Wie Yoga und Ayurveda dein Nervensystem beruhigen



Wenn du einen Blick nach draußen wirfst, dann kannst du schon ganz deutlich die Zeichen des Jahreszeitenwechsels erkennen. Noch ein paar warme Tage , du spürst, wie schwer es fällt, sich vom Spätsommer zu verabschieden , aber du siehst, wie sich die Blätter langsam anfangen zu färben, von einem satten Grün hin zu einem leuchtenden Rot-Gelb. Ich habe schon die ein oder andere Kastanie vom Baum fallen sehen, und gefühlt lese ich seit dem 1. September nur noch Gilmore-Girls-Referenzen, wir reden hier über die Herbstserie überhaupt.


Dieser Wandel, den wir im Außen beobachten können, zeigt sich manchmal auch im Inneren. Es gibt Zeiten, in denen die Gedanken mehr kreisen, der Schlaf leicht ist und es schwerfällt, am Abend abzuschalten. Und nicht nur in Wechsel der Jahreszeiten können wir das. Auch in Lebenszeiten kennen wir diesen Wechsel in der Menopause. Ayurveda gibt es genau dafür ein Bild, das erstaunlich genau beschreibt, was im Außen und im Innen geschieht: Es ist die Zeit, in der Vata zunimmt. Was ist Vata? Das Bewegungsprinzip im Ayurveda


Vata ist im ayurvedischen Denken eines der drei Doshas, der grundlegenden Kräfte, die unseren Organismus steuern. Neben Vata gibt es noch Pitta und Kapha, die sich aus den fünf Elementen zusammensetzen und denen unterschiedliche Eigenschaften zugesprochen werden. Vata setzt sich aus den Elementen Äther und Luft zusammen und steht somit für das Bewegungsprinzip. Vata bedeutet im Sanskrit Wind und leitet sich vom Wortstamm „va“ ab, was wiederum wehen, fließen, bewegen bedeutet. Im Ayurveda wird Vata allem zugeordnet, das im Fluss ist, das sich transportieren und weiterleiten lässt: Ausscheidungen, der weibliche Zyklus, Blut, Lymphflüssigkeit, die Atmung und auch das Nervensystem. Vata wacht sozusagen über die Nervenimpulse und ist somit jene Kraft, die das Nervensystem reguliert.
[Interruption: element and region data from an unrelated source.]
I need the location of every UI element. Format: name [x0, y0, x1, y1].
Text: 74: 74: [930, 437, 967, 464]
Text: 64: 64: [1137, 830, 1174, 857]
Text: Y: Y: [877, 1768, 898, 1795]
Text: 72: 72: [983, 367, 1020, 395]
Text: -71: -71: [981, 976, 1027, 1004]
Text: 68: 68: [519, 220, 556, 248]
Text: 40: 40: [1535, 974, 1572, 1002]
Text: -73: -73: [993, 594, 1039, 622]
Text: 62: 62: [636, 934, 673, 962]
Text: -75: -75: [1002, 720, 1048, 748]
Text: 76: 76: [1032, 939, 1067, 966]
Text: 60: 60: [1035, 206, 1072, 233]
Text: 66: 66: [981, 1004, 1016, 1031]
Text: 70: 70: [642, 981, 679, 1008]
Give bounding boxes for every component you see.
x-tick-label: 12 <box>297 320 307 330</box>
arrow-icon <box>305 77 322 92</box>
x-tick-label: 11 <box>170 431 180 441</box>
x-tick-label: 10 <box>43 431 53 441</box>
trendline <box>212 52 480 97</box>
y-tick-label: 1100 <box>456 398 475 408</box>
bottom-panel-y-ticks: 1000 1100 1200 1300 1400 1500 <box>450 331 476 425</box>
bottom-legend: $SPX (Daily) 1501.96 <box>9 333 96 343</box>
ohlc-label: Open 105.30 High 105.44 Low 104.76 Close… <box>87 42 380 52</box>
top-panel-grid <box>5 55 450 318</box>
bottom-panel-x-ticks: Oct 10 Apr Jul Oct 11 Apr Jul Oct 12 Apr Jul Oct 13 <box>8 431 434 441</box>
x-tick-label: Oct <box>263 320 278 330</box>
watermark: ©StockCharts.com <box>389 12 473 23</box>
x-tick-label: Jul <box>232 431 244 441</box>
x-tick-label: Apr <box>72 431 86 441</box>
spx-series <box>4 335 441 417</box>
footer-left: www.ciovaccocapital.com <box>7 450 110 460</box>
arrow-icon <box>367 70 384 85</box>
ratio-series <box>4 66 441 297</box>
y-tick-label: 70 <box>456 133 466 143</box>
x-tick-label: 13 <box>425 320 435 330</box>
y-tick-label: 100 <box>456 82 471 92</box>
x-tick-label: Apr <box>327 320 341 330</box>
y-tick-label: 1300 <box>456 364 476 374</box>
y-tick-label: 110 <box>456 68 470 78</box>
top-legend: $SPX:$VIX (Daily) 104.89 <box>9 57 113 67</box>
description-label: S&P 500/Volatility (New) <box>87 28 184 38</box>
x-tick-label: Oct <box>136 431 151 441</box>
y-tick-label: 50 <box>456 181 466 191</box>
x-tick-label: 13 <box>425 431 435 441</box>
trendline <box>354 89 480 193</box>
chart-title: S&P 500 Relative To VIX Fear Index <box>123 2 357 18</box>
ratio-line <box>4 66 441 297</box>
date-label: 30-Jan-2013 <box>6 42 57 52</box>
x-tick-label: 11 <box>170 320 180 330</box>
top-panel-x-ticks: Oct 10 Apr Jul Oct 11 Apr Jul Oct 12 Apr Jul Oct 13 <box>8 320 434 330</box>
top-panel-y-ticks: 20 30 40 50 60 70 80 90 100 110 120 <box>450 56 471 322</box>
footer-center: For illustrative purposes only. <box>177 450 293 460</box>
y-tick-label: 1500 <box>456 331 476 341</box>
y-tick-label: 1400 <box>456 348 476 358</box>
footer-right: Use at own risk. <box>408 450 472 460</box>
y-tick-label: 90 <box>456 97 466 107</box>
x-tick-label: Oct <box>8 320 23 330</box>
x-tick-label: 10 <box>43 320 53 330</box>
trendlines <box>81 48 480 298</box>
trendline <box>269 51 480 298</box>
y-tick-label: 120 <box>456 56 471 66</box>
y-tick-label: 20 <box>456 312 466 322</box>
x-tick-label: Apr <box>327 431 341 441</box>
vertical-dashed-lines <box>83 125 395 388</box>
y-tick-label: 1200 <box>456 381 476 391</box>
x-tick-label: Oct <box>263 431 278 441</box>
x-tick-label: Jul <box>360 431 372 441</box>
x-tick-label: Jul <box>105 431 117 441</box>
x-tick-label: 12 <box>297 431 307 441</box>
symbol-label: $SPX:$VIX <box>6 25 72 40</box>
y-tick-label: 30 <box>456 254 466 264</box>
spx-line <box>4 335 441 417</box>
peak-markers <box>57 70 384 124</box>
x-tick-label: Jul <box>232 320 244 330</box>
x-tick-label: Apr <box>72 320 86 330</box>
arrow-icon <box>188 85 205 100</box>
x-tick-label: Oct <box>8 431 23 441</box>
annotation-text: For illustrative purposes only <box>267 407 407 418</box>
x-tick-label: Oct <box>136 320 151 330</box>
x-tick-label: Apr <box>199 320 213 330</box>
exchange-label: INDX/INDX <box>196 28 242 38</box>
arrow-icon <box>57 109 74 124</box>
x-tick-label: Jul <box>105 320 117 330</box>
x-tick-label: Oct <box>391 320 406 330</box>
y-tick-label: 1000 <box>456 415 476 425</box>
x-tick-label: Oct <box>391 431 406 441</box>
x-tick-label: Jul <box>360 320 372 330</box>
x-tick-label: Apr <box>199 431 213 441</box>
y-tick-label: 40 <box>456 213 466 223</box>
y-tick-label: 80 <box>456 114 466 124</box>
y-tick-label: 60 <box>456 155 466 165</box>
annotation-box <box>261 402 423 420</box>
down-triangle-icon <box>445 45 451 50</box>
Wenn Vata aus dem Gleichgewicht gerät


Vata trägt die Eigenschaften trocken, kalt und rau, aber auch leicht, fein und beweglich in sich. Solange Vata ausgeglichen ist, schenken uns diese Qualitäten Kreativität und Beweglichkeit im Körper und im Geist. Bei einer Vata-Störung, also einem Zuviel, kippt diese Leichtigkeit in Rastlosigkeit, in das Gefühl der Reizüberflutung und in eine allgemeine Unruhe.


Warum Herbst und Wechseljahre die Vata-Zeit sind


Der Herbst ist geprägt von Vata: kühl, windig, trocken und wechselhaft. Vielleicht fallen dir diese Qualitäten noch woanders auf? Genau: Auch in den Wechseljahren treffen wir auf diese Qualitäten. Die Kindheit, als die Zeit der Fülle, wird dem Kapha-Dosha zugeschrieben, während das mittlere Erwachsenenalter, die Zeit des Tatendrangs, als Zeit von Pitta beschrieben wird. Das hohe Erwachsenenalter und auch die Zeit in den Wechseljahren ist die Vata-Zeit und so kann es passieren, dass die Vata-Lebenszeit auf die Vata-Jahreszeit trifft und wir diese besonders stark spüren.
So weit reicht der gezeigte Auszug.